Reynolds is regarded in business circles as "a real player," a proven winner, the man with the Midas touch. He is repeatedly described as "brilliant" by his peers. Yet, he remains an enigma. The same man who lies on the ground in a $1,000 suit while playing with baby chicks is also revered as a "shrewd" and sometimes even "ruthless" negotiator. But, out of respect for his business acumen, he is often presented with potentially lucrative deals.
"My contacts call and tell me about an opportunity," Reynolds says. "I probably get 10 calls a week. I don't look at 90 percent of the deals. I don't ever get involved in a business where there's only a chance of a 50 percent profit. If I can't see a multiple return, I don't do it."
Finally, there's the matter of managing 50 or more business interests scattered throughout the country and world. The task must be daunting.
"Well, obviously I don't stay on top of everything. I will contact the chief executive officers twice a month; if the company is struggling, I'll communicate with them three times per week. I'm faxed reports that give me an overview of how things are operating. And I'll fly to each of the locations whenever possible. It's pretty simple," he says modestly.
Even with his newly acquired interests throughout the country, Reynolds' ties to the region remain strong. In Huntington, he not only maintains the headquarters for Champion Industries, but also owns McCorkle Machine Shop, American Babbit Bearing, Stationers and, most recently, Prichard Electric. He is also a majority owner of the Radisson Hotel. In Bluefield, West Virginia he owns Bluefield Gear and in Gallipolis, Ohio he controls 4,000 acres of farmland with nearly 1,000 head of Black Angus cattle.
With such phenomenal success and notoriety, Reynolds is often the subject of speculation and rumor. The latest word on the street has Reynolds interested in buying back the KeyCenturion banks he sold to Bank One in 1993. Is it true?
"Well, let me say this. Bank One has never called me and told me they were interested in selling because if they did I would try to buy them. Bank One's mode of doing business doesn't lend itself to smaller communities. Our mode of business does."
And what about the rumor that Reynolds has been asked to manage a portfolio of companies, much like a mutual fund, for a large brokerage firm?
"I probably will do that next year..."
There's a bit of irony in the fact that Marshall Reynolds acquired the railroad division of a New York Stock Exchange company. After all, Reynolds was the kid from Huntington, West Virginia who grew up on the wrong side of the tracks. He wasn't supposed to cross that boundary. The banks made that perfectly clear when he went shopping for a small loan back in 1965. It's hard for him to forget the "suits" who turned him away.

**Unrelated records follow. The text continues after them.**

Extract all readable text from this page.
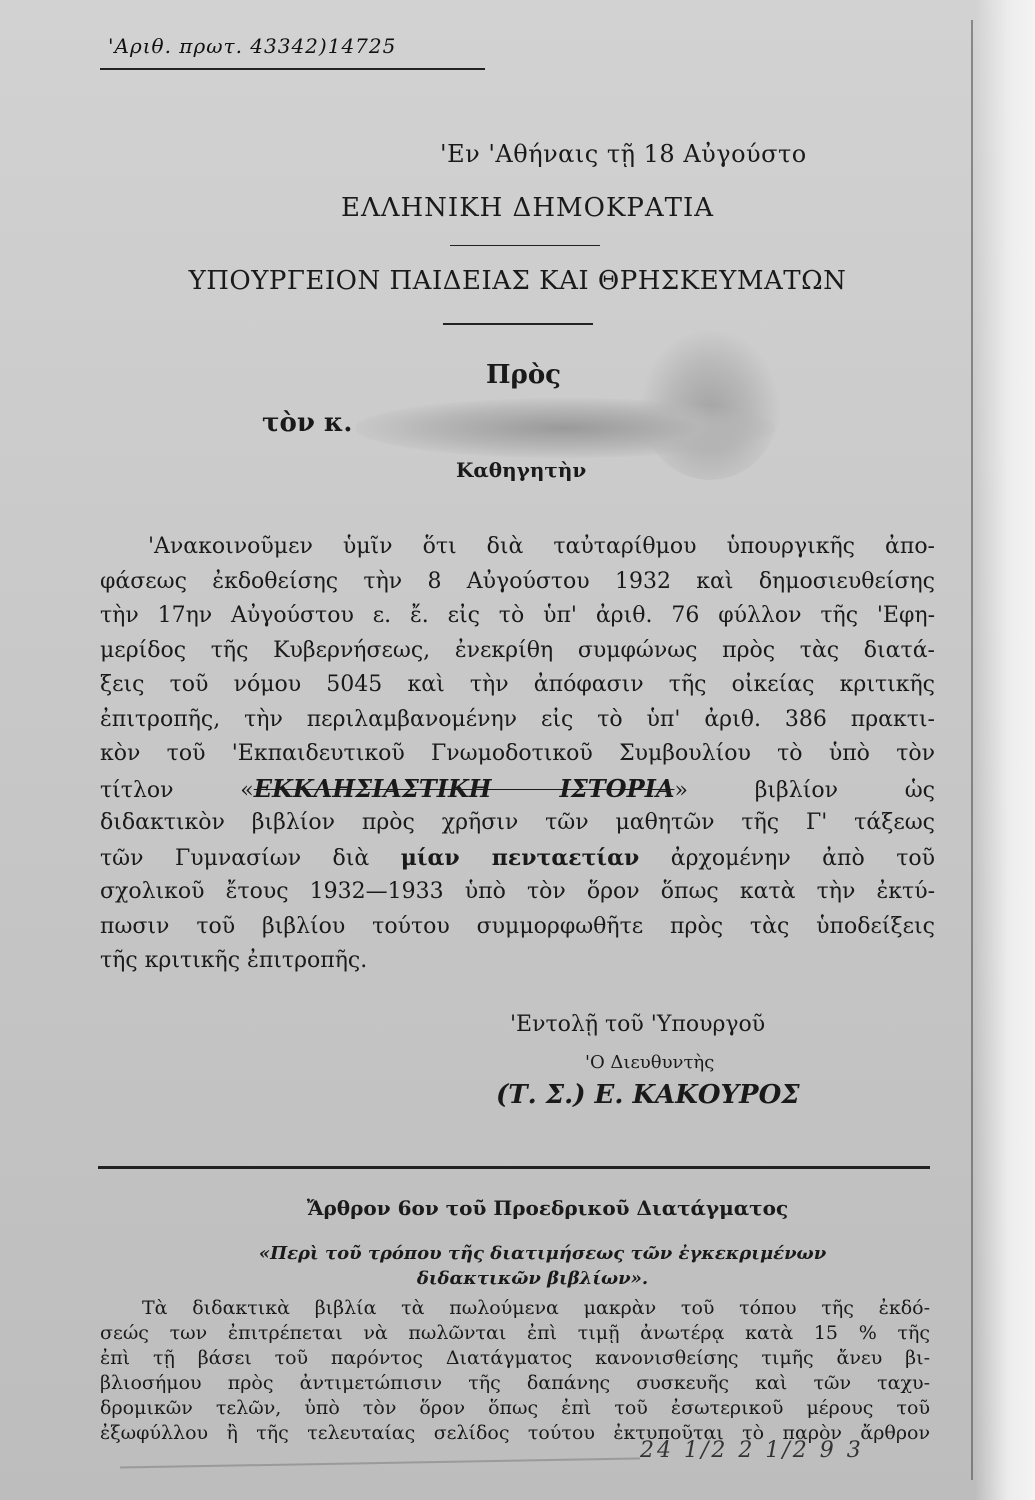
'Αριθ. πρωτ. 43342)14725
'Εν 'Αθήναις τῇ 18 Αὐγούστο
ΕΛΛΗΝΙΚΗ ΔΗΜΟΚΡΑΤΙΑ
ΥΠΟΥΡΓΕΙΟΝ ΠΑΙΔΕΙΑΣ ΚΑΙ ΘΡΗΣΚΕΥΜΑΤΩΝ
Πρὸς
τὸν κ.
Καθηγητὴν
'Ανακοινοῦμεν ὑμῖν ὅτι διὰ ταὐταρίθμου ὑπουργικῆς ἀπο-
φάσεως ἐκδοθείσης τὴν 8 Αὐγούστου 1932 καὶ δημοσιευθείσης
τὴν 17ην Αὐγούστου ε. ἔ. εἰς τὸ ὑπ' ἀριθ. 76 φύλλον τῆς 'Εφη-
μερίδος τῆς Κυβερνήσεως, ἐνεκρίθη συμφώνως πρὸς τὰς διατά-
ξεις τοῦ νόμου 5045 καὶ τὴν ἀπόφασιν τῆς οἰκείας κριτικῆς
ἐπιτροπῆς, τὴν περιλαμβανομένην εἰς τὸ ὑπ' ἀριθ. 386 πρακτι-
κὸν τοῦ 'Εκπαιδευτικοῦ Γνωμοδοτικοῦ Συμβουλίου τὸ ὑπὸ τὸν
τίτλον «ΕΚΚΛΗΣΙΑΣΤΙΚΗ ΙΣΤΟΡΙΑ» βιβλίον ὡς
διδακτικὸν βιβλίον πρὸς χρῆσιν τῶν μαθητῶν τῆς Γ' τάξεως
τῶν Γυμνασίων διὰ μίαν πενταετίαν ἀρχομένην ἀπὸ τοῦ
σχολικοῦ ἔτους 1932—1933 ὑπὸ τὸν ὅρον ὅπως κατὰ τὴν ἐκτύ-
πωσιν τοῦ βιβλίου τούτου συμμορφωθῆτε πρὸς τὰς ὑποδείξεις
τῆς κριτικῆς ἐπιτροπῆς.
'Εντολῇ τοῦ 'Υπουργοῦ
'Ο Διευθυντὴς
(Τ. Σ.) Ε. ΚΑΚΟΥΡΟΣ
Ἄρθρον 6ον τοῦ Προεδρικοῦ Διατάγματος
«Περὶ τοῦ τρόπου τῆς διατιμήσεως τῶν ἐγκεκριμένων
διδακτικῶν βιβλίων».
Τὰ διδακτικὰ βιβλία τὰ πωλούμενα μακρὰν τοῦ τόπου τῆς ἐκδό-
σεώς των ἐπιτρέπεται νὰ πωλῶνται ἐπὶ τιμῇ ἀνωτέρᾳ κατὰ 15 % τῆς
ἐπὶ τῇ βάσει τοῦ παρόντος Διατάγματος κανονισθείσης τιμῆς ἄνευ βι-
βλιοσήμου πρὸς ἀντιμετώπισιν τῆς δαπάνης συσκευῆς καὶ τῶν ταχυ-
δρομικῶν τελῶν, ὑπὸ τὸν ὅρον ὅπως ἐπὶ τοῦ ἐσωτερικοῦ μέρους τοῦ
ἐξωφύλλου ἢ τῆς τελευταίας σελίδος τούτου ἐκτυποῦται τὸ παρὸν ἄρθρον
24 1/2 2 1/2 9 3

Today, the former clean-up boy at Chapman Printing owns the company and dozens of others. He can still be found most days at his humble, cluttered office in Huntington plying the deals that transformed him into a multi-millionaire. His nights never seem to end but for Reynolds, the work is his lifeblood. "Work is only work if you'd rather be doing something else," he says. "It's exciting and we're still having fun."
But even today, after all his success and charitable contributions to the region, his name still draws the disfavor of some in Huntington. Whether they object to his irreverent style, his rebellious nature or his vast accumulation of "new money," he is often viewed by the socialites as an outsider. But, Reynolds wouldn't have it any other way. That's what keeps him moving. That's what drives him past those confining boundaries.